I visited Tunis last month and one thing I was interested in finding out more about was what kind of discussions Tunisian feminists are having in the aftermath of the Ben Ali regime -- and of the detailed and horrifying revelations of human rights abuses against women (particularly Islamist women) that took place in this most "feminist" of Arab countries, one that does have the most progressive legislation on women's rights in the region. I find the questions raised by state feminism and the divide between secular and Islamic feminists fascinating. I wrote about it for Al Fanar:
Meanwhile, independent female activists who criticized the regime faced harassment and vilification. And, as has been revealed by recent testimony collected by the country’s Truth and Dignity Commission, women associated with the Islamist movement were subjected to shocking abuse, including rape, torture in detention and forced divorce.
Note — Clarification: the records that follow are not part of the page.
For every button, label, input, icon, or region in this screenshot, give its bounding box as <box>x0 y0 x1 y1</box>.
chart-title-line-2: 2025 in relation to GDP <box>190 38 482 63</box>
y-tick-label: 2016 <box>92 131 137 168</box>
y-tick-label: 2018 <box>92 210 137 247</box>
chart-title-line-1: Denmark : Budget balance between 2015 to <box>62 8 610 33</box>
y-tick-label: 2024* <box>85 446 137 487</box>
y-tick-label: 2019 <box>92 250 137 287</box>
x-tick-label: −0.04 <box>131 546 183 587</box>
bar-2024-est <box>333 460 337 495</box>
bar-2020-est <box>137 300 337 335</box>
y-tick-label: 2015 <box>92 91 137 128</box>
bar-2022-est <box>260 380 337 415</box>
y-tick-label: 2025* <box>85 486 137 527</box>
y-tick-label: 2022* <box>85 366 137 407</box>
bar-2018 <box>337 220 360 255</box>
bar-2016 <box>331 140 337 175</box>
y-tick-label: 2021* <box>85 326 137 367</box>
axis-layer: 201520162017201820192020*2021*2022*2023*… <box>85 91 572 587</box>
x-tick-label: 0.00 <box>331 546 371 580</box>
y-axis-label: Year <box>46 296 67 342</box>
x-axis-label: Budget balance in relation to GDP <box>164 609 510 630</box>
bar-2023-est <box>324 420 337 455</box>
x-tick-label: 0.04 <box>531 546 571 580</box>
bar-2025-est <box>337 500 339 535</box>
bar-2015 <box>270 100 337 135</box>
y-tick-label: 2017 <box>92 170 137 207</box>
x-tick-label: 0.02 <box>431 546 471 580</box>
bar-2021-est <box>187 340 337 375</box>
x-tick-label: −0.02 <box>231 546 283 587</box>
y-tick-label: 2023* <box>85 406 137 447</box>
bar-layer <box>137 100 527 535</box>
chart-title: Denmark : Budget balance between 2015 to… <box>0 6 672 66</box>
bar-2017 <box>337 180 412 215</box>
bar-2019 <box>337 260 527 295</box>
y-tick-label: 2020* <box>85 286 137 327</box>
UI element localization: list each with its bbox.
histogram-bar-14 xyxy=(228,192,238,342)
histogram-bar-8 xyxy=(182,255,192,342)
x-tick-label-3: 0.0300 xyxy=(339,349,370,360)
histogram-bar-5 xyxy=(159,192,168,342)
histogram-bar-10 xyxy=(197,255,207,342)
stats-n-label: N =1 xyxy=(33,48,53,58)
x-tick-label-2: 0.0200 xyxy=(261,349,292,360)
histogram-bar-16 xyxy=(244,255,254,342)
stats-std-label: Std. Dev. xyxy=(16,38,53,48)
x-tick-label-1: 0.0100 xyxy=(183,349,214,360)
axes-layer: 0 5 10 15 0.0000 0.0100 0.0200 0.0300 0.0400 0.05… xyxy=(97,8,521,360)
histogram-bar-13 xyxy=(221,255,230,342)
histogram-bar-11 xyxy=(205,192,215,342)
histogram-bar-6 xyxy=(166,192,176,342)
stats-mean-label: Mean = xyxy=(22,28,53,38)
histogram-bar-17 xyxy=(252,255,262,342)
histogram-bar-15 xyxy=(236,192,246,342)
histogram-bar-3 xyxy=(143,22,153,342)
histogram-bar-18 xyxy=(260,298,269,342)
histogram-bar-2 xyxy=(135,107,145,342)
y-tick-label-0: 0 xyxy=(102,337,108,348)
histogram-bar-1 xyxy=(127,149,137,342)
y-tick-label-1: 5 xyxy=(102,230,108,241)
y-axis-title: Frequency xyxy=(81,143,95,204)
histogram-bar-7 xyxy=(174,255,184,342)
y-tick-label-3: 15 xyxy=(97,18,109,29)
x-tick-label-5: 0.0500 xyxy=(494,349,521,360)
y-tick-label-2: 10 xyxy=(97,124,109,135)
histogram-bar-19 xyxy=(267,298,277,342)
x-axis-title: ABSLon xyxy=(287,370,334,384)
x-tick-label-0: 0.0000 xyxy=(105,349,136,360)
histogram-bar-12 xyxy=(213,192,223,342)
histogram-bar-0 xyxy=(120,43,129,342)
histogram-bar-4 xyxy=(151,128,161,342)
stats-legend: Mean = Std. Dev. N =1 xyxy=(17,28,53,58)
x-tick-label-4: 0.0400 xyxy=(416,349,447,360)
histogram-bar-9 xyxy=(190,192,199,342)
“Was the Tunisian regime ‘feminist’ out of political necessity and to mask a democratic deficit…or out of modernist conviction? Does it even deserve to be called feminist?” writes Bessis. “What’s certain is that the regime was masterful in its ability to use women.”
It was also successful in dividing women. Under Ben Ali, says Mahmoud, Islamist and secularist women “might as well have existed in two different universes.” Secularist leftist women “were engaged in a political struggle with Islamists” and “did not do much to document or help Islamist women with what they were going through.”
“The dictatorship broke relations between women,” Abdellatif told me.